Many, including me, are drawn to cut-up for not just the exhilarating pace and gestural kinesis, but also the intentionality; few other noise subgenres are as directly reliant upon the artist’s mastery of their own equipment and the musical vision they set out to accomplish. But what happens when the wracking blasts of distortion and cross-stereo jumping become more incidental than intentional, as if the gear itself is internally disintegrating, spitting out the textural equivalent of catastrophic error codes through overblown speakers?
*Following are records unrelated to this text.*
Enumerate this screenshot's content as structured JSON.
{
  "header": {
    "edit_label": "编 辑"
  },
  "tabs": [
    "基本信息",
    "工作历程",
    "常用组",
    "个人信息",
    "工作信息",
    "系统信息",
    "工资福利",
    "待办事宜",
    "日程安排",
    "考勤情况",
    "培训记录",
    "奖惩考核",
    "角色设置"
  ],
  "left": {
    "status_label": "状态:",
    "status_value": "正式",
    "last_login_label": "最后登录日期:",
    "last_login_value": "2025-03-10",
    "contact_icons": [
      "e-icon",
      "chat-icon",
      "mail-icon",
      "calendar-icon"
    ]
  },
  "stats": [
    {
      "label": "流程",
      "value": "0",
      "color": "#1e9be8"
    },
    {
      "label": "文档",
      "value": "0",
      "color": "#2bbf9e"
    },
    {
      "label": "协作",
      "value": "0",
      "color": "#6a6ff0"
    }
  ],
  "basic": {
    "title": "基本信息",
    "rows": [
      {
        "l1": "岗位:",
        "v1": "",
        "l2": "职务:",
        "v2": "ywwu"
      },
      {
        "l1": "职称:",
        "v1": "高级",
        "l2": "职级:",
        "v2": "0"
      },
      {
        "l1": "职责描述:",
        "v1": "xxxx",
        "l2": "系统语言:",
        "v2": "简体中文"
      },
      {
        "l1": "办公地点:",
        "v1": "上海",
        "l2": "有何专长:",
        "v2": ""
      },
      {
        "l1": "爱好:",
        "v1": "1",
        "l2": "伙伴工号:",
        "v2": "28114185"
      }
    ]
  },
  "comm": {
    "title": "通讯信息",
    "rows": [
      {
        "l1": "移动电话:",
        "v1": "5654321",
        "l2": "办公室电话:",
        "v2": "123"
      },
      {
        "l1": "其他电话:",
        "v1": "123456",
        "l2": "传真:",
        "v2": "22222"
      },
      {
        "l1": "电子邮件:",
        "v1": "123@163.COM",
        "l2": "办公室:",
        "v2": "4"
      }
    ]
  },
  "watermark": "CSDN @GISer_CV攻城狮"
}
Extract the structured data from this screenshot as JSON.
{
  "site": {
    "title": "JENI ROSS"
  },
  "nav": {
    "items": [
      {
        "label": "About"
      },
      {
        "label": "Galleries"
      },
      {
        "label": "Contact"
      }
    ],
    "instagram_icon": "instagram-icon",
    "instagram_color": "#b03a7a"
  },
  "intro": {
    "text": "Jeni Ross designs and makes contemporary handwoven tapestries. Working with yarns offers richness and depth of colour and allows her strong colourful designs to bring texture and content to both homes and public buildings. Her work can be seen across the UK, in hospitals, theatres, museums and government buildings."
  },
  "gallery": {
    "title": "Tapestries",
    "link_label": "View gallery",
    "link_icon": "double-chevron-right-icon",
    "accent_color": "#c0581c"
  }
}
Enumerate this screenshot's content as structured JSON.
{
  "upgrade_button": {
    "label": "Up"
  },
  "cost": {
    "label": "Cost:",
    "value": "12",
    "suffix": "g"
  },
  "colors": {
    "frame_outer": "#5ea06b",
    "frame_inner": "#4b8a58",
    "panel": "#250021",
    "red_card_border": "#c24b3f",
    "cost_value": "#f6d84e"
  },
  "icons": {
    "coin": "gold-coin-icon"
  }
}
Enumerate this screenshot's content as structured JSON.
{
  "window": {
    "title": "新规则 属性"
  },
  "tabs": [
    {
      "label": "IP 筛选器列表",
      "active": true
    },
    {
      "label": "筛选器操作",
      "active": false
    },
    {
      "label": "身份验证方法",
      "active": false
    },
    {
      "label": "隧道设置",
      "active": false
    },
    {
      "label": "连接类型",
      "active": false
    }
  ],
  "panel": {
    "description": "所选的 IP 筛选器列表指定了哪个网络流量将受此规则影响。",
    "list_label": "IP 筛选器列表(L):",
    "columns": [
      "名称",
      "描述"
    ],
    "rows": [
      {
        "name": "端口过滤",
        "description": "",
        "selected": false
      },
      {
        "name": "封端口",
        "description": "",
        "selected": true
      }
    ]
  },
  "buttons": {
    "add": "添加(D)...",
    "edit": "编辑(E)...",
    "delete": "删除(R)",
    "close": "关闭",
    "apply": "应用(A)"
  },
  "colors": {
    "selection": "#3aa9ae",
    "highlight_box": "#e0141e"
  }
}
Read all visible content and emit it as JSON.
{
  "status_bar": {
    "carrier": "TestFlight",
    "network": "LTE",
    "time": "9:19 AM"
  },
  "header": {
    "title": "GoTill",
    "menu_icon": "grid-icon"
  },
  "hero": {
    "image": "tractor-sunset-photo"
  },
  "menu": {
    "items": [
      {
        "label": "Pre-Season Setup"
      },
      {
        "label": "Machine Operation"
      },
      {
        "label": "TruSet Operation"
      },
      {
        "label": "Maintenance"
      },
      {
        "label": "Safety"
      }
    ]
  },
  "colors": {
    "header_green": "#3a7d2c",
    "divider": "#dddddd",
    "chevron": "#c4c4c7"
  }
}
This is no hypothetical—Dépaysement’s new C20 Tulpa fully embraces such a messy, volatile approach, the assaults of crunching harsh constantly cracking under their own weight and crumbling into swaths of pensive nature recordings and sighs of fraught ambience. It’s one of those tapes that is strangely satisfying precisely because it seems to outright reject any sort of conventional satisfaction: the loud parts are gone as soon as they arrive, the quieter stretches refuse to resolve or climb toward a climax; listening is like trying to scale a jagged, landslide-prone mountain that actively resists your very presence. But at the same time there’s a certain logic at work, one that reveals an aesthetic purpose not immediately obvious. It’s about unpredictability, the excitement of being completely uncertain what will happen next. That bubbling brook/contact-mic shuffle duet in “Skin” draws ears into a false stasis that exists only to be broken, while the delicate drone of the latter half of “Visage” does the exact opposite, leading up to something that never actually happens. As much frustration as there is fulfillment: a lost art in noise these days.